Multistate (USA) - Update: West Nile virus, >1,600 cases
As of October 2, 2018, a total of 48 states and the District of Columbia have reported West Nile virus infections in people, birds, or mosquitoes in 2018. Overall, 1,611 cases of West Nile virus disease in people have been reported to the Centers for Disease Control and Prevention (CDC). Of these, 933 (58%) were classified as neuroinvasive disease (such as meningitis or encephalitis) and 678 (42%) were classified as non-neuroinvasive disease.
Nebraska reported the highest number of human cases at 195, followed by North Dakota (171) and South Dakota (141).
Below are the updates from some state health agencies.
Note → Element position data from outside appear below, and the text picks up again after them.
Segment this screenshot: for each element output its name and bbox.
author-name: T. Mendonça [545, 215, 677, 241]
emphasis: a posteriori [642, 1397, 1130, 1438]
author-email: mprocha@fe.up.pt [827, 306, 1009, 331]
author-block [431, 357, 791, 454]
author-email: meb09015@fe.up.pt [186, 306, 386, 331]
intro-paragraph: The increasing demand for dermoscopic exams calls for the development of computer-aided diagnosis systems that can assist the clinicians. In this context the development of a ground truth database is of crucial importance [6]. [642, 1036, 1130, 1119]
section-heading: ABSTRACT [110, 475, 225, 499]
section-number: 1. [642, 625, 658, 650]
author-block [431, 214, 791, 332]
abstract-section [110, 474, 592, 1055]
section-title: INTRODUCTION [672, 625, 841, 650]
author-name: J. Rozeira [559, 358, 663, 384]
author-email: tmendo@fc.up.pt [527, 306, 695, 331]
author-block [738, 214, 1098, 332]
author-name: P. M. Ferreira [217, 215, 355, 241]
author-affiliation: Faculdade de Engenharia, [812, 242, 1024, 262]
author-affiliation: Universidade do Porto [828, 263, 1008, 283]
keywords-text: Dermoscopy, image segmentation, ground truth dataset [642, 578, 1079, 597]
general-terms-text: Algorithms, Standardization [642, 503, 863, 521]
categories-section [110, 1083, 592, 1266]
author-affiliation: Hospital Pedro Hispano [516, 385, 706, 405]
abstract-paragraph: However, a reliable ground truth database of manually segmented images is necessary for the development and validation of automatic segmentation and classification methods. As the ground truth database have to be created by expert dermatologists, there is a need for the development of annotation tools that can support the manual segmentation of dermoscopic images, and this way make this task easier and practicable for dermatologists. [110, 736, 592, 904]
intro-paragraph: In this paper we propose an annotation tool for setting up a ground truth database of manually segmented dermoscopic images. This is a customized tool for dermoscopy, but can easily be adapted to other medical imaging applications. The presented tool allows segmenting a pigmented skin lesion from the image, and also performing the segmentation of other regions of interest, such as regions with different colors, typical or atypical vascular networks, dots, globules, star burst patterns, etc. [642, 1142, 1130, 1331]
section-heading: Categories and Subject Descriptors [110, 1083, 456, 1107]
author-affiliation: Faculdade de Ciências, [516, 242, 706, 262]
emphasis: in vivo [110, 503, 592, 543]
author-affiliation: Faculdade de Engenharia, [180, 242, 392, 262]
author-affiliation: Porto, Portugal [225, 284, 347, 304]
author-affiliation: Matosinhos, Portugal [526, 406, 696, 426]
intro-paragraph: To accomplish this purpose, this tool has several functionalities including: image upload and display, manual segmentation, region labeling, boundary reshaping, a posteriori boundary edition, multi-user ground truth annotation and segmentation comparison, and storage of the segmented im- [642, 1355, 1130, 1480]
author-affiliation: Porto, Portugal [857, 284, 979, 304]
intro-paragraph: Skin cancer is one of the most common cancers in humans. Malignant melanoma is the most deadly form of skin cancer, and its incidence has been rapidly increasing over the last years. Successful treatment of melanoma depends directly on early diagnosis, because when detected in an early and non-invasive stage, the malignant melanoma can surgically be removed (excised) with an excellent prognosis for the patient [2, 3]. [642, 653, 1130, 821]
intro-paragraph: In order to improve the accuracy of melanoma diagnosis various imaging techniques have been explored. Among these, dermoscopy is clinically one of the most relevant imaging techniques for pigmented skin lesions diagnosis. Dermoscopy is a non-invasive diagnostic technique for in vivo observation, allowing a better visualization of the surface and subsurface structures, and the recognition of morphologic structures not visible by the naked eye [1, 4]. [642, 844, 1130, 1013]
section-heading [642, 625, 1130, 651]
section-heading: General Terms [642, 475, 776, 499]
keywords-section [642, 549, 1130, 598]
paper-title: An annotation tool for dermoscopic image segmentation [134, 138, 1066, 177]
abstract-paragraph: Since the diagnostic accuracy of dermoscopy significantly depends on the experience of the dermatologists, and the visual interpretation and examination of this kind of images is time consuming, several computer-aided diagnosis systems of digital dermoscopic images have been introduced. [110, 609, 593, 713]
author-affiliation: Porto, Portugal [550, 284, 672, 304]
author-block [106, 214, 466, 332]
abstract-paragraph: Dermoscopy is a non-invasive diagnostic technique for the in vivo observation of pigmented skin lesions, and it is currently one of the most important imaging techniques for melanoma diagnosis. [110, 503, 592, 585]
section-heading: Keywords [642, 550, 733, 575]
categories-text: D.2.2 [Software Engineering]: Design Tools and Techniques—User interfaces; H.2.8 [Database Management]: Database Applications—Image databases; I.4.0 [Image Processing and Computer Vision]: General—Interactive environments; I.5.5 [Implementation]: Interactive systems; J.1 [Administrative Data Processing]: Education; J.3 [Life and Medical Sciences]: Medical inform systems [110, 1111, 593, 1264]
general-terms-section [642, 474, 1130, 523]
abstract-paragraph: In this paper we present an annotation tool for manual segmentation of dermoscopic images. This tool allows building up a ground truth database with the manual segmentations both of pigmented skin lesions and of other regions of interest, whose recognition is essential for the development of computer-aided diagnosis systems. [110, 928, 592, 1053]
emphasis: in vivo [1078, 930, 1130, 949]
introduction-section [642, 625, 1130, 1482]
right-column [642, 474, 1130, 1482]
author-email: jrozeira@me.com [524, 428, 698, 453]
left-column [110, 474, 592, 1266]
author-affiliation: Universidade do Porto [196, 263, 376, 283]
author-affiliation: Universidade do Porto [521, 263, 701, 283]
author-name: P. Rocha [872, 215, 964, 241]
Today the Mississippi State Department of Health (MSDH) reports two new human cases of West Nile virus (WNV), bringing the state’s total to 42 so far for 2018. The reported cases are in Hinds and Calhoun counties.
So far this year human cases have been reported in Adams (2), Attala, Calhoun (3), Copiah, Forrest (2), Harrison (4), Hinds (16), Itawamba, Jones, Lauderdale, Madison (2), Marion, Oktibbeha, Pearl River, Rankin (2), Walthall and Washington (2) counties. In 2017, Mississippi had 63 WNV cases and two deaths.
Peak WNV season in Mississippi typically ends in September, but activity is still being reported statewide, said MSDH State Epidemiologist Dr. Paul Byers. All Mississippians should take precautions against mosquitoes, regardless of reports of human cases in specific counties.
Byers said that while most people with WNV recover without any long-term problems, some develop a more severe infection that can lead to complications and even death, especially those over 50 years of age.
Symptoms of WNV infection are often mild and may include fever, headache, nausea, vomiting, a rash, muscle weakness or swollen lymph nodes. In a small number of cases, infection can result in encephalitis or meningitis, which can lead to paralysis, coma and possibly death.
The Los Angeles County Department of Public Health (Public Health) has confirmed the first death due to West Nile virus (WNV) for the 2018 season in Los Angeles County. The patient, a resident of the San Fernando Valley area, was hospitalized in early September and died from WNV- associated neuro-invasive disease. A total of 38 cases have been documented in Los Angeles County this year (excluding Long Beach and Pasadena as cases identified in those cities are reported by their local health departments).
“Our thoughts and prayers are with this person’s family and friends during this sad time. This should remind all of us that West Nile virus is a serious disease,” said Muntu Davis, MD, MPH, Los Angeles County Health Officer. “Everyone should take precautions by using Environmental Protection Agency (EPA)-registered mosquito repellent when outside and checking weekly for items that collect standing water in their homes or yards where mosquitoes can breed. Items that can hold water, even as small as a bottle cap, should be cleaned, covered or cleared out to stop mosquito breeding.”
Public Health has documented persistently elevated numbers of WNV cases in LA county over the previous 5 years, at an average of 221 cases per year. Over three-quarters of reported cases have had severe disease and approximately 7% of patients with severe WNV have died from complications. In 2017, a record of 27 deaths were documented among LA County’s 268 cases. Reduction of mosquito breeding sources and protection from mosquito bites are key to prevention.
According to the California Department of Public Health (CDPH), there have been 118 human cases of WNV reported in 26 counties. Five WNV-related fatalities have been reported to CDPH this year from five local health jurisdictions: Butte (1), Glenn (1), Placer (1), Yolo (1), and Yuba (1) counties, as of October 5, 2018.